I am not sure of much of anything in life, but what I am positive of is this: there is a God, He has a plan for us, and we have no idea what it is. To lose someone after only 27 years on this planet seems senseless, unfair, and is a HUGE test of faith; but faith we must have. Laura and I were certainly not close enough to ever discuss her faith or lack thereof, so as the end became inevitable, I began making the sales pitch of my life. I told God Laura would, if nothing else, make heaven a lot more fun and brighten up the place with her smile. :)
So, as we all do after someone dies, I have been asking myself what I can do to honor Laura. These are the things I have come up with:
1. Be grateful for every day I have.
2. Never take tomorrow for granted.
3. Smile.
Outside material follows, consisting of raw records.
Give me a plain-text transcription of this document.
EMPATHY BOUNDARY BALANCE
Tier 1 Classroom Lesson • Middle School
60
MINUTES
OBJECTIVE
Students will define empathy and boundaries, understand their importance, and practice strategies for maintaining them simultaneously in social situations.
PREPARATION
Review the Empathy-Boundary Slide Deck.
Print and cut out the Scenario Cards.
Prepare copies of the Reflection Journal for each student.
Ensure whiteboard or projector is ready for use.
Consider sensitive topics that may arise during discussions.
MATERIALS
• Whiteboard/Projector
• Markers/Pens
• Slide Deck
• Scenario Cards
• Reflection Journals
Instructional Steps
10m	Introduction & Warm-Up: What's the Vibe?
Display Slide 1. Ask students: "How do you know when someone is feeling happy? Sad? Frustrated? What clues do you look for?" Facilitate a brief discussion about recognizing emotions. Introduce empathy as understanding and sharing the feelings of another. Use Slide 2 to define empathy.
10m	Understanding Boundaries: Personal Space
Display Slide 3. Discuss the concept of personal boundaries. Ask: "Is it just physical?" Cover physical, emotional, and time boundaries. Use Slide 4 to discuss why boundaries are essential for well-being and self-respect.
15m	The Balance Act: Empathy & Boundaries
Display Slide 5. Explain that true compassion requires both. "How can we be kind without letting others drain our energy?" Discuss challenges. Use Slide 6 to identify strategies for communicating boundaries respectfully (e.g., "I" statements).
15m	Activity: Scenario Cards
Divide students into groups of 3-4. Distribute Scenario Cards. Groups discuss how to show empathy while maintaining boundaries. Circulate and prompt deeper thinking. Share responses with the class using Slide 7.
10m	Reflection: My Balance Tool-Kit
A lot!
4. Donate blood on a regular basis (that is what kept her alive after all).
5. Sign up to be a bone marrow donor.
6. Make more of an effort to stay in touch with people.
I am a work in progress and strive to do better with each of these everyday. I don't think I can give blood while pregnant, so that will have to wait, but I have already requested a kit to be sent to my house to submit my DNA for the bone marrow donor list.
Friends, if you would do me a favor and help me honor Laura by doing at least one of the things on my list, I will love you forever. Go to bethematch.com and sign up to be a bone marrow donor. It is free (although they will accept your money if you want to donate) and painless to get on the list. It is painful to donate if you are matched with someone, but I think it is well worth the pain to potentially save a life.
I wish peace, comfort, and eventual understanding to the families and friends of the 3 lovely women who left us last week, and am ready to start celebrating new life as about 5 of my friends are due in the next few months.